Şaka gibi değil mi? Kissinger, ABD ve Çin bloğunu kuran, bu sayede Rusya’yı tecrit edip, Soğuk Savaş’ta ABD zaferini sağlayan politikanın öncüsü. Ancak Rusya da kendisini seviyor. Çünkü Kissinger, Rus emperyalistlerin Ukrayna’ya saldırınca, ABD’nin Ukrayna’yı destekleme politikasına karşı çıktı. Bu politikanın Rusya’yı Çin’in yanına iteceğini, oysa Çin’in önümüzdeki yüzyılda ABD’nin gerçek rakibi olacağını savunuyordu.
Yahu adam hakikaten eline dünya haritasını almış, satranç tahtası gibi ulusların kaderiyle oynuyor. Önce Rusya’ya karşı Çin’i yanımıza alalım. Olmadı mı? 50 yıl sonra Çin’e karşı Rusya’yı himaye edelim. Arada sıkıntı çıkaran Üçüncü Dünya ülkelerini de ezip geçelim.
İşte diplomasi dehası dedikleri de bu. Dünya halklarının en büyük kurtarıcısı (!), Avrasya’nın delikanlı emperyalisti olarak tanıtılan Putin de bu yaşlı çakalın teveccühünden medet umar hâle gelmiş.
Neyse hatırlatmadan bitirmeyelim. Kissinger, Tayyip Erdoğan’ın ve AKP’nin de büyük dostuydu. Kissinger ve Ford yönetimi 1974’teki Kıbrıs Barış Harekâtı’ndan sonra Türkiye’ye karşı yıllarca sürecek, acımasız bir ambargo uygulamıştı. Aynı Kissinger, 15 Temmuz 2016’dan hemen sonra, AKP lideri Tayyip Erdoğan’ın en zor günlerinde, Washington’da ağırladı. 19 Eylül 2016 günündeki uzun masa toplantısında, Kissinger’in yanına James Rothschild’i de alıp, karşısına Tayyip’i oturtması, o anı da özellikle fotoğrafa çektirtmesi manidardı. “Cesaretli Yahudi”lerle dolu bu masa… Kayda geçsin istedi belli ki.

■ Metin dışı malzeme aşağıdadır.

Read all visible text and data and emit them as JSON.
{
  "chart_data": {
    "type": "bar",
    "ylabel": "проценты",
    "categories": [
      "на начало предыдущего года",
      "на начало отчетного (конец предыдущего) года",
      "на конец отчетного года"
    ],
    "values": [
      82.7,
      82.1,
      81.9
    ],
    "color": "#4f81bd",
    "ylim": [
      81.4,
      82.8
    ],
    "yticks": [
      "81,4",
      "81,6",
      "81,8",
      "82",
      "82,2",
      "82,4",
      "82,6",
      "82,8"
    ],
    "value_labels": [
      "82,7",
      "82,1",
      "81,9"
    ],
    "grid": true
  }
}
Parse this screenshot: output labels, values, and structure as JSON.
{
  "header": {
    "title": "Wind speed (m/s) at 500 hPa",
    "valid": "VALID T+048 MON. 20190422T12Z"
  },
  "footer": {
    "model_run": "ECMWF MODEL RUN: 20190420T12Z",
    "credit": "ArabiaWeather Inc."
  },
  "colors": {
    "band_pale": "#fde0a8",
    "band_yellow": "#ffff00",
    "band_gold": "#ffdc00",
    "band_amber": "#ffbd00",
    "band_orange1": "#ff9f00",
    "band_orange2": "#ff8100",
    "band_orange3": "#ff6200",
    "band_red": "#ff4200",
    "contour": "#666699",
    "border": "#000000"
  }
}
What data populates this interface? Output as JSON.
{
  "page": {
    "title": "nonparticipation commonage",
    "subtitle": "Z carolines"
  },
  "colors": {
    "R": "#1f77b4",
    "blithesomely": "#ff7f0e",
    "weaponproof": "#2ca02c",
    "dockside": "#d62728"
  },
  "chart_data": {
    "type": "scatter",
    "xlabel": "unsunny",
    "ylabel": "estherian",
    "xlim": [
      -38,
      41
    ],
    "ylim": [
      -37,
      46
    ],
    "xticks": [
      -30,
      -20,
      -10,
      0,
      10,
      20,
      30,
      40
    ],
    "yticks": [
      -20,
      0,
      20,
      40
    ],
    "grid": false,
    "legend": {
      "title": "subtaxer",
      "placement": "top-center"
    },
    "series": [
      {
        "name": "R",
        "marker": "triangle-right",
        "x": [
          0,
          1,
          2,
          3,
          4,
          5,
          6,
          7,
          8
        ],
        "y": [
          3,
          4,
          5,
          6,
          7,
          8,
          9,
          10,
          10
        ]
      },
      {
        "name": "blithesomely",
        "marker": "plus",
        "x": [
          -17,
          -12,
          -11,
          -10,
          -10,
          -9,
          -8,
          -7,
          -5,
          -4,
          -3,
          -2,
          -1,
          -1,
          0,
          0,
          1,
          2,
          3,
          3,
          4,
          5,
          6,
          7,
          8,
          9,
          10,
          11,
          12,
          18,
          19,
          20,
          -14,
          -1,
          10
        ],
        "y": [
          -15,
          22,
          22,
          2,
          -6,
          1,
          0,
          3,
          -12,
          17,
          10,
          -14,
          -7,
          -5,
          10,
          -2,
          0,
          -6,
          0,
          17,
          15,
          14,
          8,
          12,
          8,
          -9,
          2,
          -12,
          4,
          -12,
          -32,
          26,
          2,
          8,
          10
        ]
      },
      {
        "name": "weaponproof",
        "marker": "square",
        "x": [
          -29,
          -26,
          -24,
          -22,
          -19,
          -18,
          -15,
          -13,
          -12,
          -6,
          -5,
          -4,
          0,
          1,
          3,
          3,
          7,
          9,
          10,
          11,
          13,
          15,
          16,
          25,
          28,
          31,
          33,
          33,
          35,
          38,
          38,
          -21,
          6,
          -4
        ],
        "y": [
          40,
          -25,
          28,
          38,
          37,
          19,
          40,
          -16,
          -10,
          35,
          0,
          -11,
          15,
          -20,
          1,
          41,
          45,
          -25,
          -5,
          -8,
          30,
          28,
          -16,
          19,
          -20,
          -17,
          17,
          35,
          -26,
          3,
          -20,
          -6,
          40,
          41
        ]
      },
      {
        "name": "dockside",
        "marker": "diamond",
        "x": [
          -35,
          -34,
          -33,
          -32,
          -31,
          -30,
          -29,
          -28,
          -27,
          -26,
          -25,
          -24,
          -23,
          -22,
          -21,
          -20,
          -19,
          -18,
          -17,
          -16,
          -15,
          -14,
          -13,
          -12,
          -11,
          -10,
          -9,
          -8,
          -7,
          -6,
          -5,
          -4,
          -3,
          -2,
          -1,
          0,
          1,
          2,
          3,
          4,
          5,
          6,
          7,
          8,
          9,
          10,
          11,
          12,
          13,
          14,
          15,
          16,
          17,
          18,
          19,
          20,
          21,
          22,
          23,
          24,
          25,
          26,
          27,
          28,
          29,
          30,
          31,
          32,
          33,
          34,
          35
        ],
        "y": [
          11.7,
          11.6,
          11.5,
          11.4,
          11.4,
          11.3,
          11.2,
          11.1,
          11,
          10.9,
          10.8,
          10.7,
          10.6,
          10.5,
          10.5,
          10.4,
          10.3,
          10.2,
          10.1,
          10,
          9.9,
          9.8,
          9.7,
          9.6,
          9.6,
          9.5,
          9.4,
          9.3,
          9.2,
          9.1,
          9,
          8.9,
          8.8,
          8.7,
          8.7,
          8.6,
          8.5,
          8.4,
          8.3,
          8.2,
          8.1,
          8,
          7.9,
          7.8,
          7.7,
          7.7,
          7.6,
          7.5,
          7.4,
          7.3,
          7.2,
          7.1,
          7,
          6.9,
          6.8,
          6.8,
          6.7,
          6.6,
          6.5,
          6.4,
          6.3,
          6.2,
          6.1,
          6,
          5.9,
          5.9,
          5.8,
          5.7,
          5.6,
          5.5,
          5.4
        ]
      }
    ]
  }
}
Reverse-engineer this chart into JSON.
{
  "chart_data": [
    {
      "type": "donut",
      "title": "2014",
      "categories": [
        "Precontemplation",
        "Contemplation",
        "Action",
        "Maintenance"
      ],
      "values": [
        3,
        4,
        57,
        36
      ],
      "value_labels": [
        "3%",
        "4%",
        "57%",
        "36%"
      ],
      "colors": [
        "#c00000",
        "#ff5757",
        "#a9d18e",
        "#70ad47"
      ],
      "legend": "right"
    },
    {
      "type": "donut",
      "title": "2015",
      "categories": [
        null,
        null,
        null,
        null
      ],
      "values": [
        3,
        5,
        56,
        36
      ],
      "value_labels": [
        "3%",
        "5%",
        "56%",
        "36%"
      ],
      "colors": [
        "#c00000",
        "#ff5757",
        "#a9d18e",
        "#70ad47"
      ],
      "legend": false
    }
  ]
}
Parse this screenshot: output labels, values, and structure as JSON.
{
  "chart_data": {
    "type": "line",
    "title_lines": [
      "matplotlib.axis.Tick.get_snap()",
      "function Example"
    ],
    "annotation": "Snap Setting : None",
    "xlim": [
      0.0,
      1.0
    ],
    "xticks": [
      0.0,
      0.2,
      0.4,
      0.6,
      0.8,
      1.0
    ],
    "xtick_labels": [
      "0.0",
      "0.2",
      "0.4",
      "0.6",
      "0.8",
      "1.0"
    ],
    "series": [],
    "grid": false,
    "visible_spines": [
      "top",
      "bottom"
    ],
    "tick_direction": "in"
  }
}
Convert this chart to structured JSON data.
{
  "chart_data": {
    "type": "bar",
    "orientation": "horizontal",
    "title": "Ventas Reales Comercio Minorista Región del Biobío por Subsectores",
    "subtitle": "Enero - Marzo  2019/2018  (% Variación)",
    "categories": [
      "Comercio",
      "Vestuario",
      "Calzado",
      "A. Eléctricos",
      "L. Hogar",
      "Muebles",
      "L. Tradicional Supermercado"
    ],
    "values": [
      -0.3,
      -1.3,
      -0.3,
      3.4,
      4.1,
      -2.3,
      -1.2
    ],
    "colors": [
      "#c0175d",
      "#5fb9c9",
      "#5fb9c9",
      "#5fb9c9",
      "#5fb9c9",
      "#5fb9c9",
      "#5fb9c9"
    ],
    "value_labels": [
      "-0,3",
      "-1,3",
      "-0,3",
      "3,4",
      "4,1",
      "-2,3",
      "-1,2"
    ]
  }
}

Kissinger için daha yazılacak çok şey var ama yerimiz dar. Bütün mesai ortaklarının, AKP’lilerin, BOP’çuların, Amerikan uşağı “İslam”cıların, PKK’lıların, sözde solcu özde Kürt şovenisti işbirlikçilerin, başı sağ (!) olsun.
“Geberdi” diye tweet atan Aktroller, reisinizi kızdırmayın. Adamın acısı var.